A robust production growth of this year, which mainly concentrated in Permian, kept even more producers seeking additional takeaway options. Today we recall some of the major export-bound midstream projects of 2018: completed, announced or still being constructed at the moment. We also highlight the leading companies that make exports happen.
How Important Is Mexico as a Destination for Permian and Delaware Natural Gas?
In 2018 ONEOK and Energy Transfer have significantly added design capacity to their three major Mexican export pipelines:
- Roadrunner,
- Comanche Trail,
- and Trans-Pecos.
Additional 3.1 Bcfd of capacity should both help U.S. producers route the excessive by-product gas from Permian and Delaware and to meet the expected demand growth in the Mexican market.
Currently, though, despite the fact that Mexico has room for U.S. gas (does not really develop its extraction leaning in favor of crude oil business), the demand remains weak. The actual flows through the above lines are still limited to 0.3 Bcfd. Experts give various reasons for that while the overall picture of the Mexican market is not transparent enough. It may be infrastructure capacity technical constraints. Additionally, industry red tape and growing political resistance from the side of the newly elected leftist Mexican president Andrés Manuel López Obrador may be other reasons for the halted exports growth.
Meanwhile, U.S. producers still need to handle the excessive by-product gas issue. If not Mexico, the destination for the natural gas can be petrochemical facilities of the Texas Gulf Coast area. That option will emerge once these two following projects both stretching from Waha to Agua Dulce are completed:
- Gulf Coast Express (GCX) - 1.98 Bcfd - scheduled to enter service in late 2019
- Whistler Pipeline - 2 Bcfd - to be in-service by 4Q of 2020.
The former project has been advanced by Kinder Morgan Inc., DCP Midstream LP and Targa Resources Corp. The latter has NextEra Energy Pipeline Holdings LLC, WhiteWater Midstream LLC, and Marathon Petroleum's MPLX LP collaborating on it.
Will Mexican market embrace the U.S. natural gas remains to be seen. Capacity to transport it will still be ultimately built.

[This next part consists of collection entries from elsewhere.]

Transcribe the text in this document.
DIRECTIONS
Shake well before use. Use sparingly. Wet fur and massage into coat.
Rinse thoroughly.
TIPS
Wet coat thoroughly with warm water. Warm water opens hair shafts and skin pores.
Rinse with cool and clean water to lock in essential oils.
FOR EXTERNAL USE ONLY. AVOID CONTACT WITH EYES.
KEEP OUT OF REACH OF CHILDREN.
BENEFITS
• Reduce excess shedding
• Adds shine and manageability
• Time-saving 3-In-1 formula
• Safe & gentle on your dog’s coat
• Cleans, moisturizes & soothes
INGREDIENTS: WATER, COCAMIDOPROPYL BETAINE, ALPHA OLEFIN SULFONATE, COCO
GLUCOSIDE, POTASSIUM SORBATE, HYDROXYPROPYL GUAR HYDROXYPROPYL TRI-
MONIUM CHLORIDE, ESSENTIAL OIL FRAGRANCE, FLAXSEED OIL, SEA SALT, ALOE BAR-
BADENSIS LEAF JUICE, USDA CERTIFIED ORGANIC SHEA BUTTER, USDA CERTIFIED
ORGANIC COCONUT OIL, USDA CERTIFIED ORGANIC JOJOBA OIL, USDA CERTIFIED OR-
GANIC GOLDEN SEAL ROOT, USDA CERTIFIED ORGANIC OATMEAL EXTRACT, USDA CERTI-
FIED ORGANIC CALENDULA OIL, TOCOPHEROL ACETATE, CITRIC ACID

Canadian natural Gas: Westward-Bound. How Will Canada LNG (Kitmat) Project Affect U.S. Natural Gas Market
Another long-term game-changer for the U.S. market may be the 1.8 Bcfd Kitmat (LNG Canada) project. It aims at both delivering West Canadian natural gas to the coast and starting the first Canadian LNG exports facility. The first phase consists of 420 mile Coastal GasLink pipeline construction. It should come into service by 2023. The second phase includes the gas liquefaction and storage plant with two liquefaction trains to be built.
In the long run experts believe Kitmat exports will primarily help Canadian producers escape the U.S. market with its low gas prices and improve its margins significantly. The project is thought to create no risks for the U..S. market itself. In fact the opposite can happen. Marcellus and Utica natural gas may find its way to Asia via the newly constructed Canadian West Coast facility.